McConnell's month-long obstruction should have been enough to get Senate Democrats to use what is known in Senate-speak as "the nuclear option"Senate rules can be changed by a simple majority. If all 50 Democrats and the Vice President agreed, they could end or modify the filibuster rule. Part of what holds them back is a nostalgic fantasy about Republicans as "colleagues," as if there were still some value in being bipartisan or any hope of good-willed negotiation. The Democrats' desire for collegiality has gone unrequited at least since Oct. 23, 2010, just before the mid-term election, when McConnell told an interviewer: "The single most important thing we want to achieve is for President Obama to be a one-term president." His goal was power, and policy was only a means.
In the last few months, the GOP has gone way beyond legislative obstruction. As Fintan O'Toole argues in "To Hell with Unity" (NYRB 3/25),
The willingness of most congressional Republicans to endorse Donald Trump's attempts to overturn the November election and their unwillingness to convict Trump for his role in the violent putsch of January 6 may be horrifying. But these choices are also clarifying. There can be no illusions of accord, or even of civilized dispute. There is only a minority that will do everything in its considerable power to thwart, to wreck, to undermine.
Most Congressional Republicans have lost their entitlement to respect. Given their lingering allegiance to Trump, it is hard to imagine them regaining it. They heard Trump say repeatedly that he would not accept losing the election. And they supported his rejection of democracy. Is there some cozy compromise to be found here?
There are some exceptions to the current filibuster rule, including executive and judicial branch nominations and a process called budget reconciliation. Reconciliation bills are restricted to three subjects: spending, revenues, and the federal debt limit. Senate Democrats have struggled to fit a desperately needed economic relief billthe $1.9 trillion Save America Actinto the reconciliation framework. Democrats accepted the Senate parliamentarian's ruling that raising the minimum wage to $15 should not be part of a reconciliation bill. They could have overruled her, but they knew that some conservative Democratic senators were opposed to a $15 hike, and they needed every last Democrat to vote for the bill against uniform GOP opposition.
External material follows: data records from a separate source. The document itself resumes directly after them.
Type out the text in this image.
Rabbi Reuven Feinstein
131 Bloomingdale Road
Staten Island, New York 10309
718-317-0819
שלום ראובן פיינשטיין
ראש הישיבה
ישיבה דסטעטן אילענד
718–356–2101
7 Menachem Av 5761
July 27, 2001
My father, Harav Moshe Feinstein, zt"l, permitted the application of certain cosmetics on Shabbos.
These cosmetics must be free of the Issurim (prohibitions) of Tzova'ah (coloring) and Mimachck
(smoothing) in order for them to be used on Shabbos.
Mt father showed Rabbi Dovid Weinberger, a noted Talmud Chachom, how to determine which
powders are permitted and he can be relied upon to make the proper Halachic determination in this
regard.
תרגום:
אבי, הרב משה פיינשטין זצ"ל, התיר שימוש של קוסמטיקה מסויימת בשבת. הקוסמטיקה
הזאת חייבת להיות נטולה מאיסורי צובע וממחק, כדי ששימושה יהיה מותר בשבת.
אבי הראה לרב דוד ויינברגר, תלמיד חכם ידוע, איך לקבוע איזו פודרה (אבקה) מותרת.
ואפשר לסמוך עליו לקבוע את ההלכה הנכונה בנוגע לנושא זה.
But the next bill, the "For the People Act" (FTPA) recently passed by the House, is sweeping legislation that cannot be done through reconciliation and faces death by filibuster in the Senate. For an excellent and comprehensive summary of this bill, see the Brennan Center's Annotated Guide to the For the People Act of 2021. The FTPA wants to end gerrymandering and make it easier to register and vote. The GOP wants the opposite and has initiated an avalanche of state legislation to make it harder to vote, especially for communities of color. Having lost the popular vote in seven of the past eight Presidential elections, it is now trying to govern as a minority party, as Fintan O'Toole explains:
This possibility is built into the American system. The electoral college, the massive imbalance in representation in the Senate, the ability to gerrymander congressional districts, voter suppression, and the politicization of the Supreme Courtthese methods for imposing on the majority the will of the minority have always been available.
The FTPA is trying to achieve the fairest, most democratic electoral system within the confines of an anti-majoritarian 18th-century constitution. For instance, it promotes internet, same day and automatic voter registration, blocks arbitrary purges of voter lists, facilitates mail-in balloting, and requires equitable and convenient allocation of voting places.
If we and our legislators are serious about having a democracy, the FTPA must be enacted to prevent Republicans from achieving minority rule by voter suppression. And we cannot have this legislation as long as the filibuster is in place. The filibuster is itself a destructive instrument of minority rule.
As the great Republican Abraham Lincoln said in his Inaugural Address of 1861: "The rule of a minority, as a permanent arrangement, is wholly inadmissible; so that, rejecting the majority principle, anarchy or despotism in some form is all that is left." What would Lincoln think of his party now represented by a collection of small men and women prostrating themselves before an unhinged former President and would-be autocrat?